4. Ceza Dairesi 2015/16967 E. , 2018/5726 K.
"İçtihat Metni"MAHKEMESİ :Asliye Ceza Mahkemesi
SUÇLAR : Kasten yaralama, tehdit
HÜKÜMLER : Mahkumiyet
Yerel Mahkemece verilen hükümler temyiz edilmekle, başvurunun süresi ve kararın niteliği ile suç tarihine göre, sanığın tehdit suçunu TCK"nın 86/3-e kapsamındaki yaralama suçuyla birlikte işlediği, 5271 sayılı Yasa"nın 253. maddesinin 3. fıkrasına 5918 sayılı Yasa"nın 8. maddesi ile eklenen son cümlesinin yürürlük tarihinin 09.07.2009 olduğu ve bu tarihten önce uzlaşma kapsamında bulunan bir suçun, uzlaşma kapsamında bulunmayan başka bir suçla birlikte işlenmiş olması halinde de uzlaşmaya konu olabileceği belirlenerek dosya görüşüldü:
A-Kasten yaralama eylemlerinden verilen kararlarda öngörülen cezaların nitelik ve niceliğine göre, verildiği tarih itibariyle hükümlerin temyiz edilemez olduğu anlaşıldığından, 5320 sayılı Kanunun 8/1 ve 1412 sayılı CMUK’nın 317. maddeleri uyarınca sanık ..."in tebliğnameye uygun olarak, TEMYİZ İSTEĞİNİN REDDİNE,
B-Tehdit eyleminden kurulan mahkumiyet hükmüne yönelik temyize gelince,
Temyiz isteğinin reddi nedenleri bulunmadığından işin esasına geçildi.

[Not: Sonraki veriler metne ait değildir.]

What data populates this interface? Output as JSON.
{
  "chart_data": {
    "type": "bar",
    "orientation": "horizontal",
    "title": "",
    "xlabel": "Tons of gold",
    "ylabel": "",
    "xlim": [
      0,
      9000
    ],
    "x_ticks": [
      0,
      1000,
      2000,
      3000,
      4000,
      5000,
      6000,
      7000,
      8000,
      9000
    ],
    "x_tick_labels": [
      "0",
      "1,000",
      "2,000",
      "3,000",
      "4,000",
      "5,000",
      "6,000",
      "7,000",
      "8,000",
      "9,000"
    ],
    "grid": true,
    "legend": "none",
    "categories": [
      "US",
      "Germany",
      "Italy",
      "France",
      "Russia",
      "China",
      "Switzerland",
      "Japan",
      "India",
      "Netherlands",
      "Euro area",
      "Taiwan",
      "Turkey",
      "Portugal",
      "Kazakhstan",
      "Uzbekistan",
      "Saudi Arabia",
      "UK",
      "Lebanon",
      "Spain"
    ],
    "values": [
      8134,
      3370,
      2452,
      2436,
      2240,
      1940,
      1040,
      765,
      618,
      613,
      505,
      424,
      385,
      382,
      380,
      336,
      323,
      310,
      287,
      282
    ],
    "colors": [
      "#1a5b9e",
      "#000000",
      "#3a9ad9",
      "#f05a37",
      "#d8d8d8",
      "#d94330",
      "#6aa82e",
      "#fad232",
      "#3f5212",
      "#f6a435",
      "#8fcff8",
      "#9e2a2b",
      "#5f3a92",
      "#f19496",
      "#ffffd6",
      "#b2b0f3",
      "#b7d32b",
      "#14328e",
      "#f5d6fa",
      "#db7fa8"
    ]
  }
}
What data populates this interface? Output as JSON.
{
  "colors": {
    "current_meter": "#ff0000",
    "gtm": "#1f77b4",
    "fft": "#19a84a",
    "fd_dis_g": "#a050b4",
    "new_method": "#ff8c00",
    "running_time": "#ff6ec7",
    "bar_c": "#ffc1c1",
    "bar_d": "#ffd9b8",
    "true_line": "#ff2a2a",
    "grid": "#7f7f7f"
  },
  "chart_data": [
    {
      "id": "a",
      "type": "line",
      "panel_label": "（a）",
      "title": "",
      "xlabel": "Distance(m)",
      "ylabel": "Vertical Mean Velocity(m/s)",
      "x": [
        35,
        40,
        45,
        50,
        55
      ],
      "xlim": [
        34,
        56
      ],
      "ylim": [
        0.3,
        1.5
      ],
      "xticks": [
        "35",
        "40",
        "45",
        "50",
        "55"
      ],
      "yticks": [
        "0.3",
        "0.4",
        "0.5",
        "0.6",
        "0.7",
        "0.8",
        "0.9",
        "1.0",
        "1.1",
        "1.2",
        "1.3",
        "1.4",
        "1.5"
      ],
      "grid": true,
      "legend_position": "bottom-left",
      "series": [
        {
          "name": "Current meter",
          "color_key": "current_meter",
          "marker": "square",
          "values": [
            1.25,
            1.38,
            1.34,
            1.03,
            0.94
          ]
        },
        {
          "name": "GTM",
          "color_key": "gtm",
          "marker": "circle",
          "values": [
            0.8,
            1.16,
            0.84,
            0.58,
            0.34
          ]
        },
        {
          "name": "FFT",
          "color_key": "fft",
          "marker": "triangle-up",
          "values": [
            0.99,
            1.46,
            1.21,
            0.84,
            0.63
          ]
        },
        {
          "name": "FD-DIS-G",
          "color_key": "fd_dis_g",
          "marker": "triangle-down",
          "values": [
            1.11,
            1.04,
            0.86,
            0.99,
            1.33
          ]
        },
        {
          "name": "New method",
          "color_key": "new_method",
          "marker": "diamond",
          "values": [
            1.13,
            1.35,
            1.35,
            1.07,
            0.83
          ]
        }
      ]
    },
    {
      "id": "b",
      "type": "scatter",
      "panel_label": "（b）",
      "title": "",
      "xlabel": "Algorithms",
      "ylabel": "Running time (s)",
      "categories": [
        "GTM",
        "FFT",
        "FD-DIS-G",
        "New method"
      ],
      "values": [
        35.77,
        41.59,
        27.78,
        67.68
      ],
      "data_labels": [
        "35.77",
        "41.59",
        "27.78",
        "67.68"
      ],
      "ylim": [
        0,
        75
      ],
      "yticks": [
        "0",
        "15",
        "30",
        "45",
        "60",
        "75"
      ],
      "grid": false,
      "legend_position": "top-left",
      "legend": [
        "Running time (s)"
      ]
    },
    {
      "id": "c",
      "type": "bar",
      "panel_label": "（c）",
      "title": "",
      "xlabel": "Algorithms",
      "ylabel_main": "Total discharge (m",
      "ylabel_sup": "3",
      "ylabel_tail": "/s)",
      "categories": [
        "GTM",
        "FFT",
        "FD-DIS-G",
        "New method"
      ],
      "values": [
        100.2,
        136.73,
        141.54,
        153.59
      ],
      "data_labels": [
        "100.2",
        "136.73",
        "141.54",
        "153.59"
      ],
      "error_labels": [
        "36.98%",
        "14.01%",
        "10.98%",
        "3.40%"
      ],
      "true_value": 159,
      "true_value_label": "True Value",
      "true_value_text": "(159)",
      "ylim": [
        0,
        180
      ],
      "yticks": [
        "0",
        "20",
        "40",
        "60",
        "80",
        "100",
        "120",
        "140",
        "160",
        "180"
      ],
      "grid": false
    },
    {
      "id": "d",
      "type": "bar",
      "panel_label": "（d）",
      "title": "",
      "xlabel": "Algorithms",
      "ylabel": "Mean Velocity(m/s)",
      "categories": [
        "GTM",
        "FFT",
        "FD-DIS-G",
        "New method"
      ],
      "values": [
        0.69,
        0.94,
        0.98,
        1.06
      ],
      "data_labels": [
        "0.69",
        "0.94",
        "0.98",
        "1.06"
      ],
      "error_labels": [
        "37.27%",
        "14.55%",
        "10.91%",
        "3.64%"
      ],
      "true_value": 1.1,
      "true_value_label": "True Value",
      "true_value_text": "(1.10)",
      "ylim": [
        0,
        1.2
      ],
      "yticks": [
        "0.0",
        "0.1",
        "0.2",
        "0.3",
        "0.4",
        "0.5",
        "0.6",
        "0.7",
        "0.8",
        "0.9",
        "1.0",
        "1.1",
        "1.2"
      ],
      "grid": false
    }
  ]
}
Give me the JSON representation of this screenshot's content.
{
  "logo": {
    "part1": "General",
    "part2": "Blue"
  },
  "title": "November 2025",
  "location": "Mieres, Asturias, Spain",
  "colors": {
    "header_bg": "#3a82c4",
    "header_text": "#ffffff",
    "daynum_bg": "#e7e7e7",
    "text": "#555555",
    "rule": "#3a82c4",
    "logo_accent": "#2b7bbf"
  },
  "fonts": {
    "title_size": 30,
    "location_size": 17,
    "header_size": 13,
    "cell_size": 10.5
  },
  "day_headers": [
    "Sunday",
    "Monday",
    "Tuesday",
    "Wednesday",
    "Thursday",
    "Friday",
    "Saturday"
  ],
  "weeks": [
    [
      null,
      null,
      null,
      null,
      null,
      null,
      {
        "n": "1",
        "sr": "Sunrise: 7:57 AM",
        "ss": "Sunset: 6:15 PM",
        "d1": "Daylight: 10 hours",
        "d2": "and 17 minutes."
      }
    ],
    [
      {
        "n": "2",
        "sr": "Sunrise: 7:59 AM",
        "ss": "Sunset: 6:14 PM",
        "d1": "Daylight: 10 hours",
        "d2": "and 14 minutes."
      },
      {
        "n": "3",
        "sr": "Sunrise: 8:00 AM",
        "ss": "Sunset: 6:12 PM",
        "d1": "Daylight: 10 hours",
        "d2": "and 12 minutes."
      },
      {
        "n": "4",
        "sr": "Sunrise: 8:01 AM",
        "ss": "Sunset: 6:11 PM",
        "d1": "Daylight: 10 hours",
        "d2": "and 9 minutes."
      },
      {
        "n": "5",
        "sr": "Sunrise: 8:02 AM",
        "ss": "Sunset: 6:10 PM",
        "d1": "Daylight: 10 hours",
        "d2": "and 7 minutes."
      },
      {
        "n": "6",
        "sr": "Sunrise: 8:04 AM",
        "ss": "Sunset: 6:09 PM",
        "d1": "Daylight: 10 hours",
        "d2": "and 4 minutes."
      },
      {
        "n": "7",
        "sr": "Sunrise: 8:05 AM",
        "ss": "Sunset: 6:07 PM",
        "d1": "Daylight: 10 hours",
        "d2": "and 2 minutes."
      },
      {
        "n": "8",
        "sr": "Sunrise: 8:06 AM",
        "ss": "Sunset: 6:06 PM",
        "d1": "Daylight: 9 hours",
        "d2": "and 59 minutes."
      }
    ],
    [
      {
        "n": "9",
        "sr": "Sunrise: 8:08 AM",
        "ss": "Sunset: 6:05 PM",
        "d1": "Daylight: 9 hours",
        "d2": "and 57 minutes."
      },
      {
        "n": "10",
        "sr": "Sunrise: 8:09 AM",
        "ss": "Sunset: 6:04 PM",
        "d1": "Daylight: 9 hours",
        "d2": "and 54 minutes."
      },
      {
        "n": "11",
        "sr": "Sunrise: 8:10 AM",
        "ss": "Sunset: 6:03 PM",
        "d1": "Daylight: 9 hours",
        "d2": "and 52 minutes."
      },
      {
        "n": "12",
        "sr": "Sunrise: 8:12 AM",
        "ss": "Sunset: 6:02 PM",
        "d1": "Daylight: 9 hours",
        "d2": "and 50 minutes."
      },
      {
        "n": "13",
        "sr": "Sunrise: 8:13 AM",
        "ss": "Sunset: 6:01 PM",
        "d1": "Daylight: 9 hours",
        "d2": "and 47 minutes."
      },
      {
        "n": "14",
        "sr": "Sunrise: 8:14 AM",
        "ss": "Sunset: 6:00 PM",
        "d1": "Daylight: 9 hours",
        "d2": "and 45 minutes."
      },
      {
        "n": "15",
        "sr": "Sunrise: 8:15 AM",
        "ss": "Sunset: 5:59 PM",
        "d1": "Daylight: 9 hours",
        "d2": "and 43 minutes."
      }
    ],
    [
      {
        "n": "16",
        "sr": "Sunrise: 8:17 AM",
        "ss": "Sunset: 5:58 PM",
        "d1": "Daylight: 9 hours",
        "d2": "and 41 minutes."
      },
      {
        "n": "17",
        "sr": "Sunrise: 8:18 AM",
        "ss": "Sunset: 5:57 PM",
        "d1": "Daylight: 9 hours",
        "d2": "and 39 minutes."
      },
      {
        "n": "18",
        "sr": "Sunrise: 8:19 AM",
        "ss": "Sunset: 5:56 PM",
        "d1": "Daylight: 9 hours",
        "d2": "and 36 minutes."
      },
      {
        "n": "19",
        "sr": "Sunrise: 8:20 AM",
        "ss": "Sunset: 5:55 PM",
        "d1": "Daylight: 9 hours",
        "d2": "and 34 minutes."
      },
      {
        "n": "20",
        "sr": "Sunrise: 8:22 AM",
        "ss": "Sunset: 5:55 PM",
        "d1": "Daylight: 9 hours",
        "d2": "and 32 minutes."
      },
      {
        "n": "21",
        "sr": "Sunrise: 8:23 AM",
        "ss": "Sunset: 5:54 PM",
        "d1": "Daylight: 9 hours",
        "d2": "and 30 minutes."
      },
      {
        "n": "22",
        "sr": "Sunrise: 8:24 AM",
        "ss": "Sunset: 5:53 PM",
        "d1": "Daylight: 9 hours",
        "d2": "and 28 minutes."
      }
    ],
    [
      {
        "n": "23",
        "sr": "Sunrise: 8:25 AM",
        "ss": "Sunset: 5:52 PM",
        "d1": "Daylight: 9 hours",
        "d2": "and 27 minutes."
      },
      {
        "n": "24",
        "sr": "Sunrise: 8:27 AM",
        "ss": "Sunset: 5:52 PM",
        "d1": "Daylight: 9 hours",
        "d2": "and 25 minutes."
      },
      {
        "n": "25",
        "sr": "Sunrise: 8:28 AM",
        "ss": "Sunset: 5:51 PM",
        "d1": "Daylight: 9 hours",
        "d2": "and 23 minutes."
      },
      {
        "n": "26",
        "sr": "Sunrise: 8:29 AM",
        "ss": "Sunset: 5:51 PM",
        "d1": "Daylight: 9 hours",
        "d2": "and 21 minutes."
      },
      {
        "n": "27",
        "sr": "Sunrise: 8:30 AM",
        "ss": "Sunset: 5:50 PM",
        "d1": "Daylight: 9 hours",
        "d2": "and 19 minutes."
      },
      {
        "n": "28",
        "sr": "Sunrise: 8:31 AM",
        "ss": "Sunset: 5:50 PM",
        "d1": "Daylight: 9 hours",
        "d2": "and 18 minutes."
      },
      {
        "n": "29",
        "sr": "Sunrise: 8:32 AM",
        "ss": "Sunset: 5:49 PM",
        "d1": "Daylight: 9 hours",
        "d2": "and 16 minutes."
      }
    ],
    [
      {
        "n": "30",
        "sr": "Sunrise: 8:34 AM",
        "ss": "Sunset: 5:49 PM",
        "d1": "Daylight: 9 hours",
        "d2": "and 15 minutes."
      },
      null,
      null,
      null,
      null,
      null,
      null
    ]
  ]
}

Vicdani kanının oluştuğu duruşma sürecini yansıtan tutanaklar, belgeler ve gerekçe içeriğine göre incelemede;
1)02/12/2016 tarihli Resmi Gazete"de yayımlanarak aynı tarihte yürürlüğe giren 6763 sayılı Kanunun 34. maddesiyle değişik 5271 sayılı CMK"nın 253. maddesi ve maddeye eklenen fıkraya göre uzlaşma hükümleri yeniden düzenlenmiş ve sanığa isnat edilen TCK"nın 106/1. maddesi kapsamındaki tehdit suçunun uzlaştırma kapsamında bulunduğu anlaşılmış olmakla, 5237 sayılı Türk Ceza Kanunu"nun 2 ve 7. maddeleri de gözetilerek, uzlaştırma işlemi uygulanarak sonucuna göre sanığın hukuki durumunun bu kapsamda tekrar değerlendirilip belirlenmesinde zorunluluk bulunması,
2)Kabule göre ise;
a)Sanığın katılanlara hitaben "silahımı getir bunları vuracağım" diyerek katılanları ölümle tehdit ettiğinin, Mahkemece kabul edilmesi karşısında, sanığın tehdit eylemini, birden fazla katılana karşı tek bir fiil ile gerçekleştirmesi nedeniyle, sanık hakkında TCK"nın 43/2 maddesinin uygulanmaması,
b)Sanık ile katılanlar arasında komşuluk ilişkisinden kaynaklanan önceye dayalı husumet olması ve olay sırasında sanığın eşi ..."in yaralanması nedeniyle katılanlar hakkında kasten yaralama suçlarından hükmün açıklanmasının geri bırakılmasına dair hükümler kurulduğunun anlaşılması karşısında, olayın çıkış sebebi ve gelişimi üzerinde durularak sonucuna göre TCK"nın 29. maddesindeki haksız tahrik hükmünün sanık lehine uygulanma olanağının tartışılmaması,
c)Anayasa Mahkemesi’nin karar tarihinden sonra 24/11/2015 günlü Resmi Gazete’de yayımlanan 08/10/2015 gün ve 2014/140 esas, 2015/85 sayılı, TCK"nın 53. maddesinin bazı bölümlerinin iptaline ilişkin kararın ve TCK"nın 53/1-c maddesinde düzenlenen hak yoksunluğunun uygulanma süresi ve şeklinin Kanunda öngörülen biçimde uygulanması zorunluluğu,
Bozmayı gerektirmiş, sanık ..."in temyiz itirazları bu nedenle yerinde görülmüş olduğundan, HÜKMÜN BOZULMASINA, yeniden hüküm kurulurken CMUK"nın 326/son maddesi uyarınca ceza miktarı yönünden kazanılmış hakkın saklı tutulmasına, yargılamanın bozma öncesi aşamadan başlayarak sürdürülüp sonuçlandırılmak üzere dosyanın esas/hüküm mahkemesine gönderilmesine, 26/03/2018 tarihinde oybirliğiyle karar verildi.